Would need to spray from time to time
 
No, other than to help waterproof a fabric bag that is placed over the battey box. Abs and polyethylene plastc are a bitch to get sealants to stick to.

But that's an option worth exploring, sew a gore tex bag to cover the abs and alu box?

Or,,, substitute pvc plastic for the abs? Then you can pvc weld it.
 
I would probably be considering how to get water out than trying to keep it out. Unless you run the motorcycle in the desert condensation wil usually occur. Gotta have a way out for water that will get in.
otherDoc
 
Here's how I made my pack waterproof:
wrapped_battery1.jpg


The pack is wrapped with cellophane inside a 1kg polycarbonate box.

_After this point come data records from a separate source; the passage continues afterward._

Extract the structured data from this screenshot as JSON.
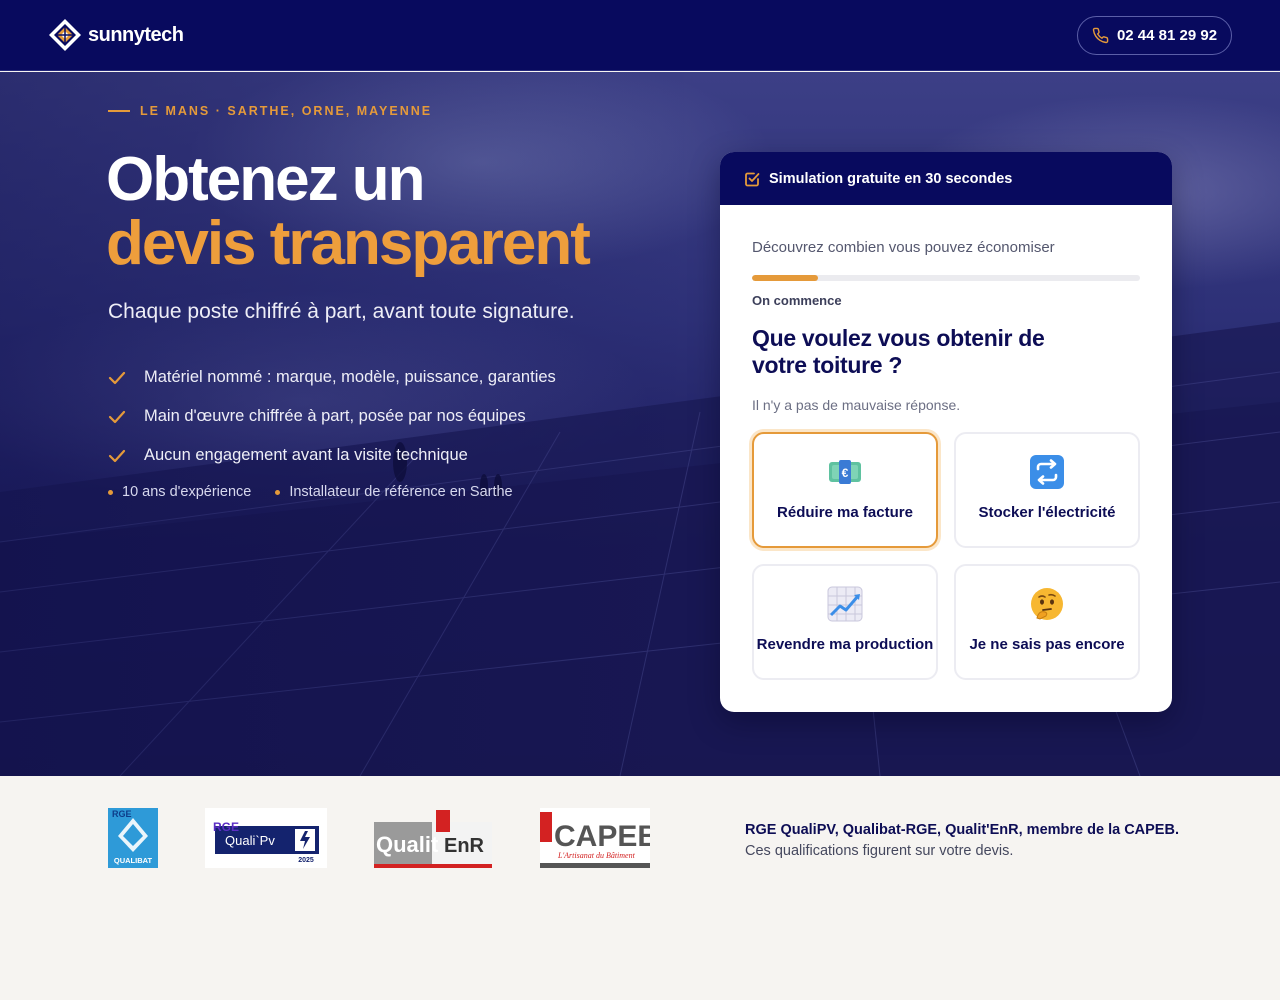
{
  "header": {
    "brand": "sunnytech",
    "phone": "02 44 81 29 92"
  },
  "hero": {
    "eyebrow": "LE MANS · SARTHE, ORNE, MAYENNE",
    "title_line1": "Obtenez un",
    "title_line2": "devis transparent",
    "subtitle": "Chaque poste chiffré à part, avant toute signature.",
    "bullets": [
      "Matériel nommé : marque, modèle, puissance, garanties",
      "Main d'œuvre chiffrée à part, posée par nos équipes",
      "Aucun engagement avant la visite technique"
    ],
    "meta": [
      "10 ans d'expérience",
      "Installateur de référence en Sarthe"
    ]
  },
  "card": {
    "header": "Simulation gratuite en 30 secondes",
    "discover": "Découvrez combien vous pouvez économiser",
    "progress": 0.17,
    "step": "On commence",
    "question": "Que voulez vous obtenir de votre toiture ?",
    "hint": "Il n'y a pas de mauvaise réponse.",
    "options": [
      {
        "label": "Réduire ma facture",
        "icon": "money-icon",
        "selected": true
      },
      {
        "label": "Stocker l'électricité",
        "icon": "repeat-icon",
        "selected": false
      },
      {
        "label": "Revendre ma production",
        "icon": "chart-increasing-icon",
        "selected": false
      },
      {
        "label": "Je ne sais pas encore",
        "icon": "thinking-face-icon",
        "selected": false
      }
    ]
  },
  "certifications": {
    "badges": [
      {
        "name": "Qualibat RGE",
        "top": "RGE",
        "bottom": "QUALIBAT"
      },
      {
        "name": "QualiPV RGE",
        "top": "RGE",
        "label": "Quali`Pv",
        "year": "2025"
      },
      {
        "name": "Qualit'EnR",
        "label": "Qualit",
        "label2": "EnR"
      },
      {
        "name": "CAPEB",
        "label": "CAPEB",
        "tagline": "L'Artisanat du Bâtiment"
      }
    ],
    "strong": "RGE QualiPV, Qualibat-RGE, Qualit'EnR, membre de la CAPEB.",
    "light": "Ces qualifications figurent sur votre devis."
  },
  "colors": {
    "navy": "#080a5e",
    "accent": "#e59a3a",
    "background": "#f6f4f1"
  }
}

The pack is inside my brompton bag:
brompton_1.jpg


And I'll spray some waterproof spray on the bag.
 
May be between battery modules I can install some sort of wicking material that will gradually disperse and evaporate any water that gets in the pack.

It is hard to think about how to vent a 336 cell 26650 pack. Or, for that matter, how to configure the modules in the safest way.

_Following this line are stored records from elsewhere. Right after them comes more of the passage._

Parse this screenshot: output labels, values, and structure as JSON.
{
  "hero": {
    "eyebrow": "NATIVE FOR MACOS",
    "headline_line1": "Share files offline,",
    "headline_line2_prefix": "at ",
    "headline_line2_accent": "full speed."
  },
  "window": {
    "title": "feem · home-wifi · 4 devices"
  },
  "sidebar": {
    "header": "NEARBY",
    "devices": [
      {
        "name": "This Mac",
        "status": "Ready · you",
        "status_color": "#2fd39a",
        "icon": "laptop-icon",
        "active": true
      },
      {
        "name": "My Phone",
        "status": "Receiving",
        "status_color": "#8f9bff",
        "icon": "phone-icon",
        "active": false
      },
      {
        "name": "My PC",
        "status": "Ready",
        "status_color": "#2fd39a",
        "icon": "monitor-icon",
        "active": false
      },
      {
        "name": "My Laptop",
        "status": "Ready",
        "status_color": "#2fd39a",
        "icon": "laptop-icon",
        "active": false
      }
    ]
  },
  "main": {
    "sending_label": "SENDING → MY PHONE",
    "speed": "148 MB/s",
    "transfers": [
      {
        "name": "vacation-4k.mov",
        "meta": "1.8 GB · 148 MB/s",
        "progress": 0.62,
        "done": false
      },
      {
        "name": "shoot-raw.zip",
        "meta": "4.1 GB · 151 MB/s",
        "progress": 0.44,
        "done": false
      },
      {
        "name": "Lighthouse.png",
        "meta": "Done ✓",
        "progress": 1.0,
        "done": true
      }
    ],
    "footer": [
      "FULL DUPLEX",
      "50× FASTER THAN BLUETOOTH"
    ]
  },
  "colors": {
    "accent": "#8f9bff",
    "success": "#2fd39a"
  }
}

What about potting material? What if I dunked each module in it? It's not too heavy... Would breach for pressure problems.. Right?
 
http://www.henkel.com/battery-production-33517.htm

I read somewhere that the cells expand some during charging.. But assume that is lead acid And large life type.

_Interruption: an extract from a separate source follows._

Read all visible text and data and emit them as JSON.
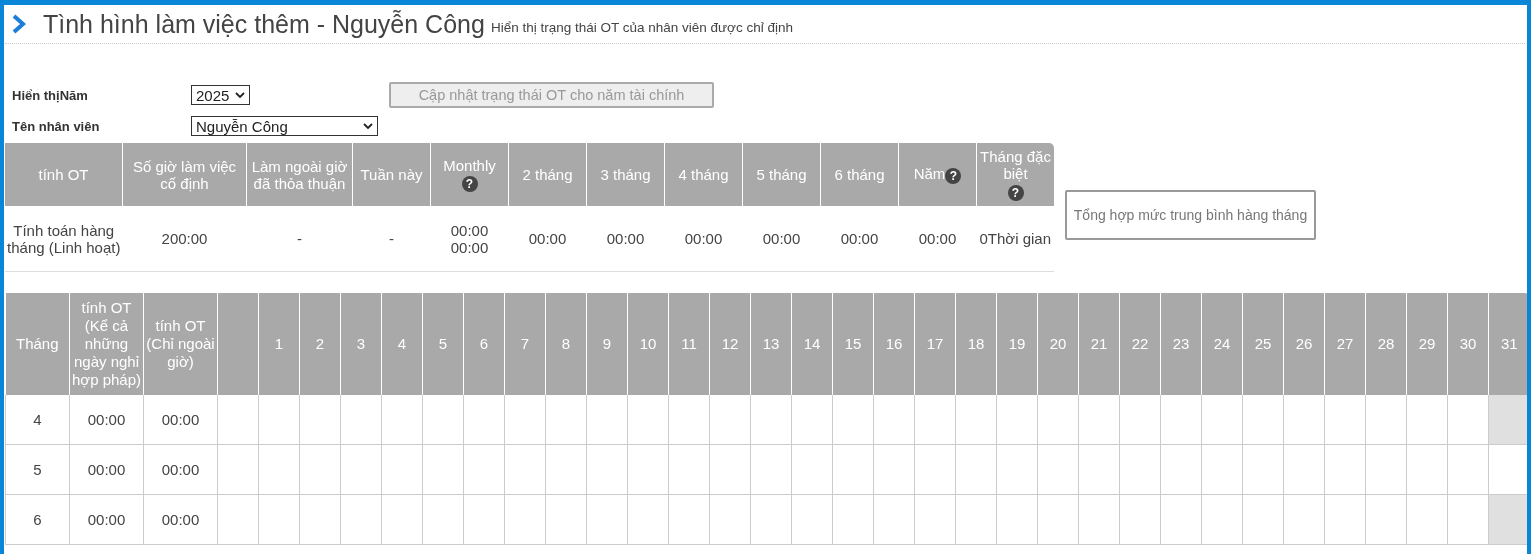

The nickel foil covering 12p module ends does some of the work i would think for sealing. (wouldnt need potting between cells in some areas.

What if I just sealed between the cells before I welded them. I could just use some sort of epoxy. Then I could seal the edges f the nickel so water can't get it in. The top of the nickel I can just use kapton or tape.
 
That sounds harder than building a well gasketed drybox to me.

Once you have a truly sealed box, with a blowout panel for emergency venting, then you could just put some drying agent inside. Same stuff you find in every pill bottle. It will then absorb any humidity in the box that gets in, like through a tiny gap in a wiring hole gasket. Dry right is one brand name.

You just have to use the right kind of sealants if you use plastics like ABS or poly. Gutter caulk for poly, but butlylene caulk is good for glass or metal sealing. Butylene will stay gooey for years though. So you might want to cover any excess with tape or something.
 
hmmmm. I definitely am using clear plastic sheet (probably polycarbonate) so that I can peek into the pack and also for cosmetic appeal of 336 shiny green 26650s.. :) I wonder if I should just DP420 most of it together..
 
hillzofvalp said:
My friend has a motorcycle with abs and al protecting the pack.. Rtv sealant is applied between cracks. He kept it out of the rain in his garage or under a cover and still found water inside which ruined part of his pack.. What about fiberglass?


If you attempt a sealed pack, you will not succeed, and it will become an aquarium.
Sealed can only work if you a real hermetic seal, which means you have to use solid lugs for every connection, because even a jacketed wire entering and exiting is plenty of path to make a nice little warming/cooling air pump that sucks in humid air as it cools, condenses it inside the battery case, and repeats this process until you've got an aquarium battery.

Try to make a difficult path for water to enter, and have plenty of drain holes anywhere water can collect (you can have a labyrinth under them to protect from road spray entering etc).

If water doesn't have an easy path out of the battery, that battery is going to have issues from accumulating water.
 
Lol. Water won't pop a fuse. Just bubbles a little and corodes and discharges over time.
 
Ok. Well that simplifies my build. I am going to use all cell phase change material which changes phase at 55C.. A little high for this a123 chemistry but it's the only sample available to me. I doubt at 3-8C the pack will ever reach 35C anyways, but good for peace of mind and freak accidents.

I will stack modules vertically with 1/16" garolite in between, cover with formex, then compress pack slightly with 1/4" aluminum. Then I will seal everything on the top and edges.. And have ore drilled relief holes in key areas. Should I run all wiring out the bottom of this 2.5kWh pack?

Gases will be able to get out with this tight compression method I would hope.